Graphics

Developing WearOS App for the First Time

This post will outlay some thoughts and describe how the development of a WearOS application was for a person with no previous experience in Kotlin, Android nor WearOS.

When one lacks prior experience, it is quite common to head out to the documentation.
I was pleased to see that WearOS and Android in general has really great documentation but this didn’t come as a huge surprise.

Though the documentation was great, there were some obstacles.

The Plan

The application to be developed was more of a prototype to test building layouts. The data to be used were to be just test data. The application were to have three views:

  1. A general view where the user could see overall points of their activity. It should essentially be constructed of simple text elements and some kind of visualization.
  2. A more detailed single-day view where user could see what kind of activities the user did during the day. The activities were to be visualized around the watch face and textual info were to be in the middle of the display.
  3. A similar view to the second view except instead of a single day, it would represent past week. It were to be visualized the same way as the second view except that instead a single day, there would be seven days visualized.

Libraries, Toolkits & Prerequisites

Before the WearOS application I hadn’t even peeked into Android development and this fact slowed the development quite a lot since most of the official guides to WearOS assumes previous experience in Android development, especially with Jetpack and Jetpack Compose.
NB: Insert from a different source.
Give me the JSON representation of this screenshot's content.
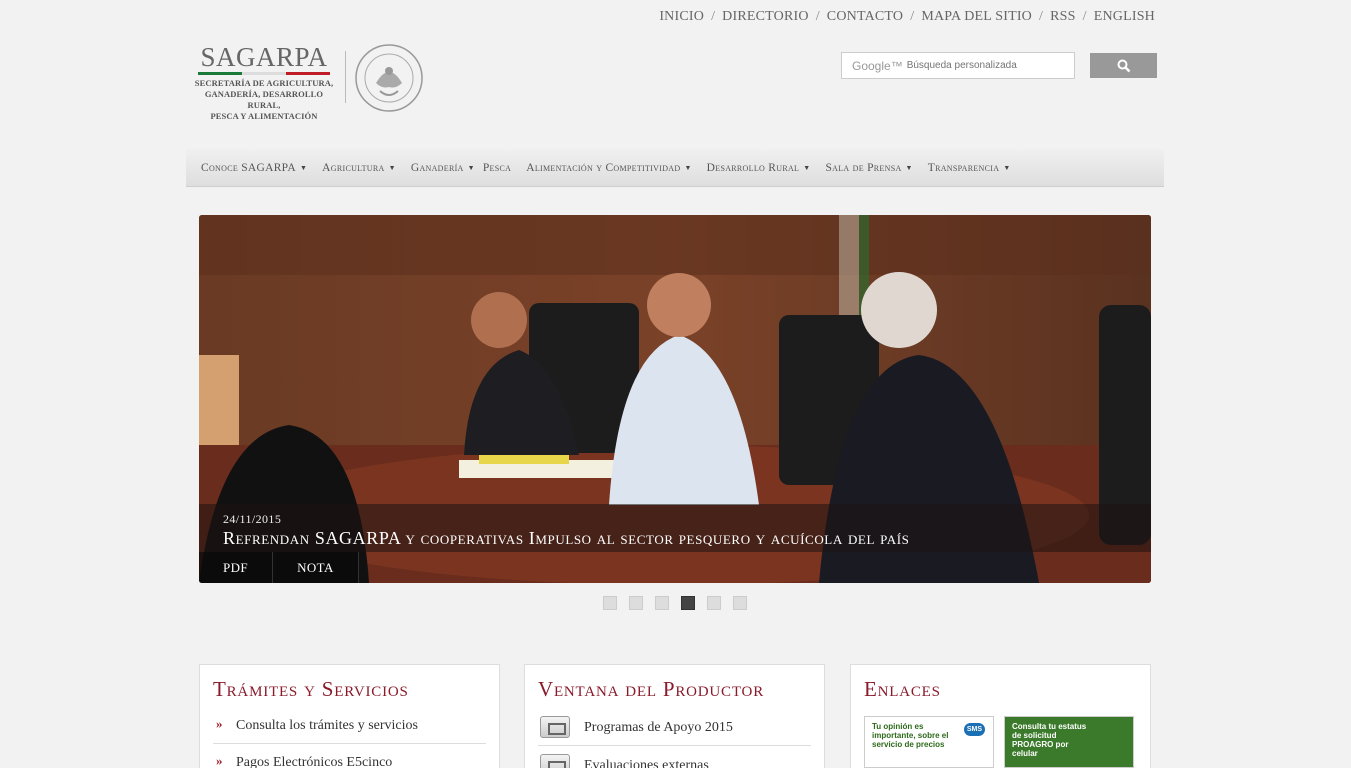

Shortly put Jetpack is a suite of libraries. It is pretty much an essential tool in Android development if one wants to create Android applications with modern approach. Compose is a UI toolkit which came around few years ago. Most of the official guides from Google recommends to use declarative approach of Compose instead of using older View-based UI design which relies on XML. Seasoned Android developers should also note that there are slight differences between Compose for Android and Compose for WearOS since the latter includes libraries that are Wear-specific.

Gathering the UI Elements

The requirements specification had three views that needed to be implemented like explained in the beginning of the post. It was pleasant to find that Jetpack Compose has a lot of UI-elements that can be easily added in a declarative way.

The first view didn’t have anything too special in it. It could be done entirely with Compose elements.

Overview
First view build with Compose elements.
Detailed
Second, more detailed view of activities build by using Horologist.

However, for the second view I needed some elements that were not included in the Compose toolkit. The visualization described in the second and third requirement was supposed to be a segmented bar around the clock face where each segment would represent an activity type (walking, running, sleeping…). Compose didn’t have an element that would be able to create the needed view. Luckily there is a group of libraries called Horologist. Google describes the libraries in the following way:

Horologist is a group of libraries that aim to supplement Wear OS developers with features that are commonly required by developers but not yet available.

Weekly
Third, weekly view of activities build by using Horologist.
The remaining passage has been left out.